Nachbar in Malchin getötet: Staatsanwaltschaft will höhere Strafen und legt Revision ein

4. November 2020

Die Urteile im Prozess um eines der schwersten Verbrechen an der Mecklenburgischen Seenplatte werden wohl noch einmal höchstrichterlich überprüft. Das müsste der Bundesgerichtshof in Karlsruhe machen. Wie ein Sprecher der Neubrandenburger Staatsanwaltschaft  gegenüber „Wir sind Müritzer“ mitteilte, hat die Anklagebehörde Revision gegen die Ende Oktober verhängten Urteile (WsM berichtete) gegen den Vater und dessen Sohn eingelegt. Schlicht gesagt: Der Staatsanwaltschaft sind die Haftstrafen deutlich zu gering ausgefallen.
Die zuständige Kammer am Landgericht Neubrandenburg unter Führung von Richterin Daniela Lieschke hatte den 40-jährigen Malchiner und seinen 18 Jahre alten Sohn vor einer Woche zu Freiheitsstrafen von fünf Jahren und neun Monaten sowie vier Jahren und neun Monaten verurteilt. Der Vater wurde des „Totschlags im minderschweren Fall“ und „Widerstandes gegen Vollstreckungsbeamte“ für schuldig befunden, der Sohn des „versuchten Mordes“.
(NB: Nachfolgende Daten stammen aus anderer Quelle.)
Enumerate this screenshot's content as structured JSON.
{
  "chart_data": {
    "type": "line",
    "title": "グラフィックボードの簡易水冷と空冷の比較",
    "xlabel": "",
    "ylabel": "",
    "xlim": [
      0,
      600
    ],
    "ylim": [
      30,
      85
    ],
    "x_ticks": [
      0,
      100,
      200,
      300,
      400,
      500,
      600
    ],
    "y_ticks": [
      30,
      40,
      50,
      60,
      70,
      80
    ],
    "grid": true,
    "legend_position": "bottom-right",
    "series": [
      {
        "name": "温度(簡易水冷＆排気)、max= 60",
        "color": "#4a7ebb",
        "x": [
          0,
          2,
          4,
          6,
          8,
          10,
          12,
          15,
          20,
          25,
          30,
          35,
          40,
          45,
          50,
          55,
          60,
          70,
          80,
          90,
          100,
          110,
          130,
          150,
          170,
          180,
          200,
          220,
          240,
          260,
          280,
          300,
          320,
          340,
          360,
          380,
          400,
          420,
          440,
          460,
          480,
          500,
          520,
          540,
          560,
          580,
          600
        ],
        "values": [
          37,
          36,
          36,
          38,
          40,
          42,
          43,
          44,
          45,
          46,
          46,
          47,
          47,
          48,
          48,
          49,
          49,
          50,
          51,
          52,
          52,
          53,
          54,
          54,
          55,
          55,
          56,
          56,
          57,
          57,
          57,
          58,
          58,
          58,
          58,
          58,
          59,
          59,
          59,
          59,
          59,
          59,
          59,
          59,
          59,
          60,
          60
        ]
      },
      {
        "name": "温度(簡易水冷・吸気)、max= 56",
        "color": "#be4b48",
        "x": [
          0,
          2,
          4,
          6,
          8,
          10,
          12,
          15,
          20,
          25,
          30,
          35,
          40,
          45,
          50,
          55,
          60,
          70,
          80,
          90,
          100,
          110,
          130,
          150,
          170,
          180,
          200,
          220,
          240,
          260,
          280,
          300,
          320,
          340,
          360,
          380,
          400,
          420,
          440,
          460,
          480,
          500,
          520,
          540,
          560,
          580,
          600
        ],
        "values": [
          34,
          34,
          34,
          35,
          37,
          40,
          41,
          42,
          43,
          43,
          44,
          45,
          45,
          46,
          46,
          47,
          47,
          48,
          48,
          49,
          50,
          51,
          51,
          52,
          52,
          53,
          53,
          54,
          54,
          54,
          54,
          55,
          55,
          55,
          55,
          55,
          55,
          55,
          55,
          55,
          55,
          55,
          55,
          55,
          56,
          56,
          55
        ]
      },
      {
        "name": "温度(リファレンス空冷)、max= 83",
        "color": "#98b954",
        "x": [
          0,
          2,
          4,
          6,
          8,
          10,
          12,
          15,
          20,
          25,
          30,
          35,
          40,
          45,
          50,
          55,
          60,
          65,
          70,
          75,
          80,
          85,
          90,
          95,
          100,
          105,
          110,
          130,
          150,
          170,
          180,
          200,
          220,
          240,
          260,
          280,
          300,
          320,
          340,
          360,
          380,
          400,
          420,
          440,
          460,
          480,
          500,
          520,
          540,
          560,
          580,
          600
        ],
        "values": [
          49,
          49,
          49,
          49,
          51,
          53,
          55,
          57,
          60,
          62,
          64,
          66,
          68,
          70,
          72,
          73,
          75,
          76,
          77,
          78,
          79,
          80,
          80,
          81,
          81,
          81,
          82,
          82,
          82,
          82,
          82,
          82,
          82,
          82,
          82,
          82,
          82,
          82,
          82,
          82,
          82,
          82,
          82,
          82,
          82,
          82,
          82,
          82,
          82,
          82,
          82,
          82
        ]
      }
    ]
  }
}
Damit war das Gericht allerdings weit unter den Forderungen der Staatsanwaltschaft geblieben. Deren Vertreter hatte, unter Auschluss der Öffentlichkeit, ebenfalls wegen Totschlags neuneinhalb Jahre Haft für den Vater sowie neun Jahre Haft für den 18-Jährigen gefordert. Der Sohn hatte vor Gericht gestanden, dass beide Ende Juni 2019 bei einer Grillfeier mit viel Alkohol einen Nachbarn in Malchin getötet hatten. Der wegen ähnlicher Delikte bereits vorbestrafte Vater schwieg.

Das Opfer, ein 61-Jähriger aus dem Wohnhaus, hatte sich mehrfach über „die Gören“ beschwert, die großen Krach machten. Der 40-jährige Vater soll andere Gäste, die dem „Nörgler“ schon eher „einen Scheitel ziehen“ wollten, anfangs noch beruhigt haben. Später habe er den Sohn hinauf zu dem Mann geschickt, um diesen zu der Feier einzuladen.
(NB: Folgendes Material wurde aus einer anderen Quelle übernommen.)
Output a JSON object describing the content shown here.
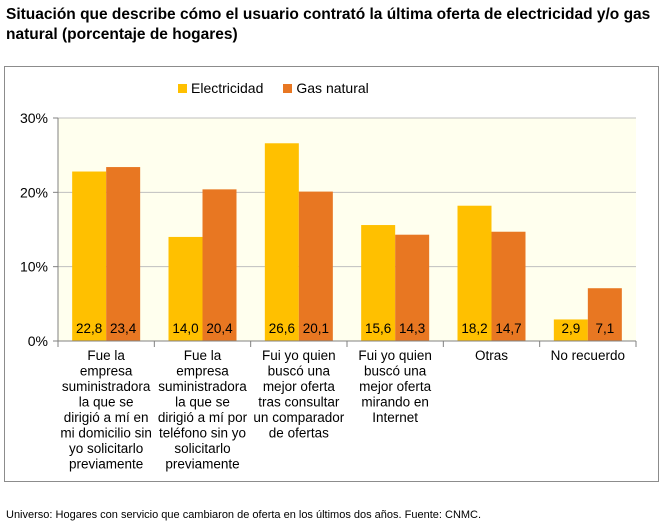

Als der Geschädigte nach dem Essen unten im Hof im betrunkenen Zustand aber nochmal über die „Scheiß-Gören, die man umlegen müsste“ fabulierte, seien bei dem Vater „die Sicherungen durchgebrannt“, wie die Richterin es beschrieb. Der 40-Jährige habe erst gegen den Stuhl getreten, auf dem das Opfer saß. Dann sei der 61-Jährige derart hart geschlagen und getreten worden, auch gegen Kopf und Hals, dass sein Kehlkopf brach. Als der Geschädigte bewusstlos dort lag, habe der Sohn ihm eine Flasche mit Wasser in den Hals gesteckt. Und die Nase zugehalten. Das Gericht wertete das als Verdeckungsmordversuch. Der 61-Jährige starb an den schweren Verletzungen infolge der Schläge und zum Teil auch an Ertrinken.

Der 40-jährige Malchiner soll damals „alkoholisch vollkommen enthemmt“ gewesen sein, später auch noch mindestens ein Auto demoliert und die Polizisten mit einer Schaufel und einem Fleischerbeil bedroht haben. Erst Warnschüsse hatten den Mann stoppen können. Sein Verteidiger hatte eine geringere Freiheitsstrafe für den 40-Jährigen verlangt. Er soll auch eine Entzugstherapie machen. Auch der Verteidiger des Sohnes hat Rechtsmittel eingelegt.

Er hatte für den 18-Jährigen sogar Freispruch gefordert. Nach seiner Auffassung habe der nicht vorbestrafte Sohn angeblich unter dem psychischem Druck des Vaters gehandelt. Alle Seiten wollen nun die Urteilsbegründung abwarten, dann wird entschieden, ob die Revision aufrechterhalten wird. Danach würde der BGH entscheiden – allerdings dauert das in der Regel mindestens ein Jahr. Vorerst bleiben die Verurteilten in Haft.